Have you ever wondered what is structured data?
Why is this important? Well, from structured data we can extract semantic and know what is in the data, use the data. However, if we don’t know how data is structured, we will be unable to extract semantics and to understand it. There are plenty of data available around us and on internet. However, most of this data is not very structured. Some data have some structures and can be mined, however, some cannot be so easily. I would like to analyze how data is structured in most commonly used way to present data – article. However, here I would not go trough any code or how things should be done. It will be more philosophical consideration what is structure for human and what is structure for machines and how it can be extracted. And mainly I would like to focus on what are for human structured data, like tables and lists.
Structure of the article
When we take a look at some article, what structure can be seen. There are some. First of all, article has title. Title is separated from the rest of the text with some particular typeface and font size. Article can have couple of subtitles, which also has some other typeface and font size. Rest of the article has some text. However this text is also structured in paragraphs, each paragraph telling some unit of the story. On the first sight it seems like there cannot be taken more structure than that. However, it is wrong conclusion. Unstructured text has a lot of structure in it. Actually it is property of language that makes text and spoken language structured. Each language has a set of rules, mainly described in grammar, that help extract some structure from text. Using natural language processing tools such as part of speech taggers and dependancy taggers this structure can be seen. However, the question would be WHAT IS STRUCTURE IN DATA? The simplest answer would be that data is structured if anyone (even machine) can determine from data without any ambiguity what are all the relationships between entities and what are all the attributes of the entity. In text it is quite hard, but a lot of research is done over it and more and more structured data can be extracted from free text. However, articles may contain so called structured parts. Structured part of the text could be tables or lists. But are these structured items really structured?

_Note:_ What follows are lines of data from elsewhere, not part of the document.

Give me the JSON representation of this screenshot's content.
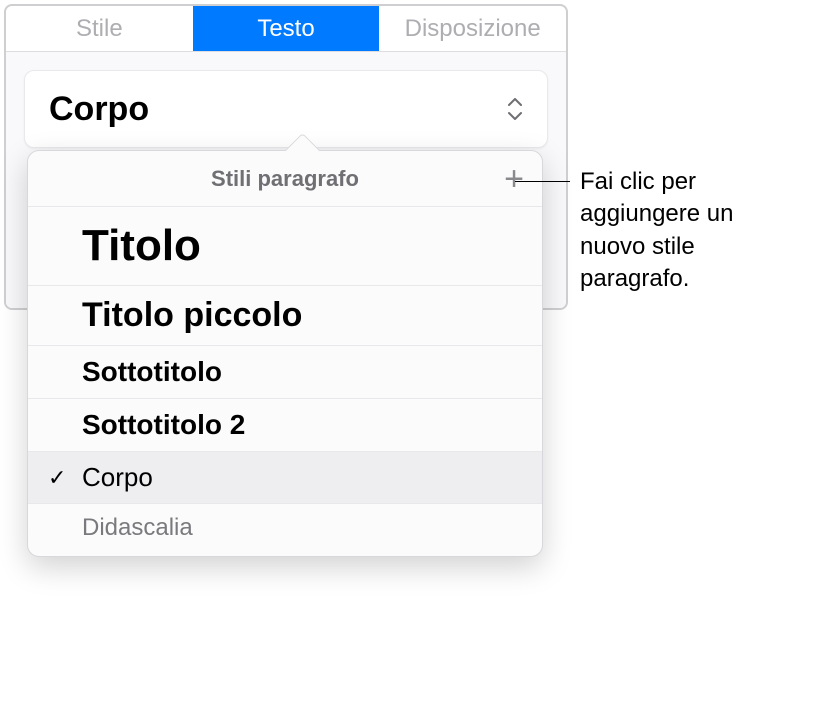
{
  "tabs": {
    "stile": "Stile",
    "testo": "Testo",
    "disposizione": "Disposizione"
  },
  "styleSelect": {
    "current": "Corpo"
  },
  "popover": {
    "title": "Stili paragrafo",
    "items": [
      {
        "label": "Titolo",
        "selected": false,
        "cls": "s-titolo"
      },
      {
        "label": "Titolo piccolo",
        "selected": false,
        "cls": "s-titolopiccolo"
      },
      {
        "label": "Sottotitolo",
        "selected": false,
        "cls": "s-sottotitolo"
      },
      {
        "label": "Sottotitolo 2",
        "selected": false,
        "cls": "s-sottotitolo2"
      },
      {
        "label": "Corpo",
        "selected": true,
        "cls": "s-corpo"
      },
      {
        "label": "Didascalia",
        "selected": false,
        "cls": "s-didascalia"
      }
    ]
  },
  "callout": "Fai clic per aggiungere un nuovo stile paragrafo."
}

Are structured things structured?
So here we come to the topic of my current research. It is obviously called structured data. However, they are only structured visually. In data and text mining we are looking for semantic structures. Same semantic structure or meaning of the data can be represented in the number of visual ways. One person may put some labels in the header of the table, while the other may put same data in the stub column. Third person may granulate data with sub-headers. Forth may make just a key value list. And there may be dozens of visual structured representation of the same data in table-like structures. This face makes visually structured data at least as hard to mine as it is unstructured text. Why at least as hard as free text? Free text is quite standardized with grammar. Grammar describes what can and what cannot be the next word, how they semantically relate and so on. This does not exist with tables. Tables are not standardized at all. It is up to author to create table how he/she wants. Even thou, it is to some degree easier to determine what is related with what it is still hard to extract semantics. Previous sentence is not 100% correct, since with large number of headings, sub-heading, group headings it can be easy to lost even human reader. When we talk about human reader, most tables are very hard to read even for human readers. Patricia Wright in 1970′ did a research where she showed how readers are more likely to make a mistake with larger number of dimensions of the table (or table’s complexity). She also argues that people has to be trained in order to be able to read table correctly. In most cases people don’t get the training to read the table, but the table is from their field or the field they can understand. So their background knowledge about the field helps them to identify relationships between entities in the table. However, this is hard to archive with machines even with domain resources and loads of available Linked Data.
Less structure in structured data
It can be concluded that visually structured data are actually less structured than unstructured text, because of lack of rules and because of needed background knowledge to resolve relationships. Both of these lacking things can be found in unstructured text. Relationship is most often explicitly said, while structure can be found in grammar. There is still a long way to go, but we hope we can resolve these issues in visually structured data.